On Wednesday, Hartalega Holdings Berhad (HART:MK) (OTC: HHBHF), a leading manufacturer of nitrile gloves, received an upgraded stock rating from CLSA from 'Underperform' to 'Outperform'. The firm also raised its price target for the company's shares to MYR4.20, up from MYR2.30.
The adjustment by CLSA comes after a review of Hartalega's first half of 2025 core earnings, which were deemed to align with expectations. However, the financial institution has increased its earnings per share (EPS) estimates for fiscal years 2026-2027 by 32% to 53%. This revision is based on higher average selling price (ASP) and capacity assumptions for Hartalega.
A significant factor influencing the positive outlook is the anticipated impact of US tariff hikes on Chinese gloves. CLSA believes that these tariffs could allow Hartalega to raise its ASPs starting January 2025, particularly for orders from the United States, which accounted for 60% of its sales in the second quarter of 2025.

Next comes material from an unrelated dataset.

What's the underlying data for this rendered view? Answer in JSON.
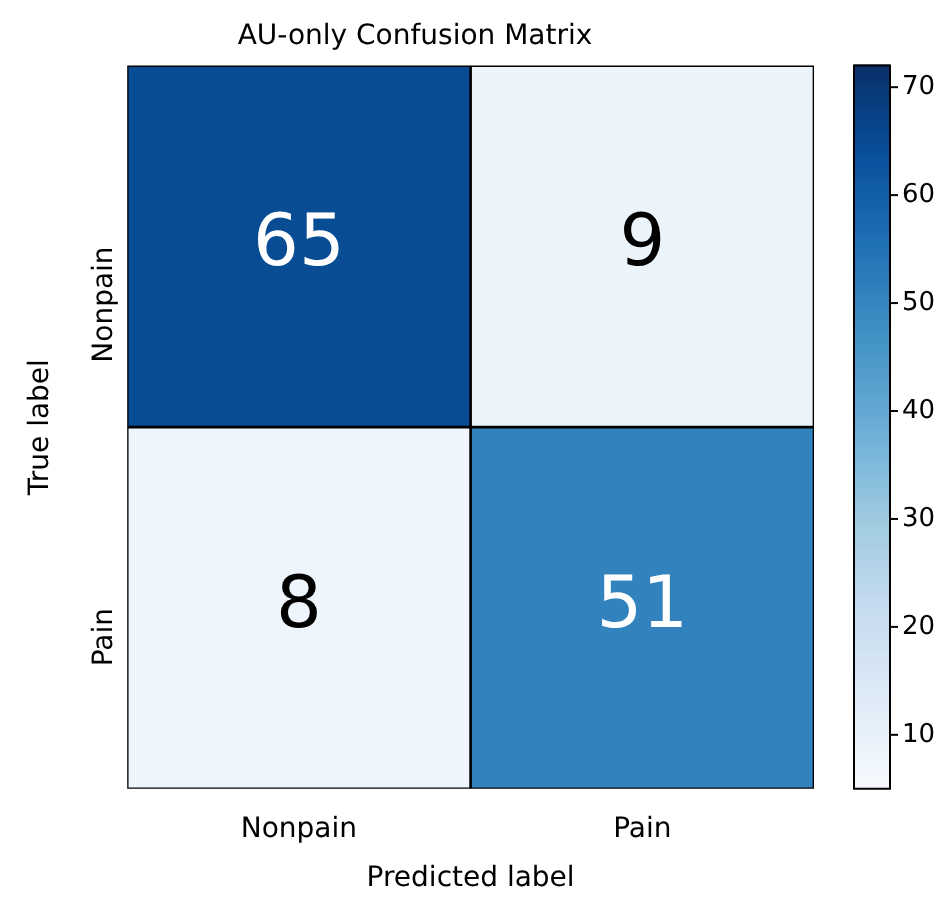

The report also highlights the potential for improved profit margins due to stabilizing input costs and increased economies of scale. These factors contribute to the analyst's decision to raise the target price and upgrade the stock's rating.
The upgrade and new price target reflect a more optimistic view of Hartalega's future financial performance, considering the strategic advantages the company may gain in the face of international trade developments.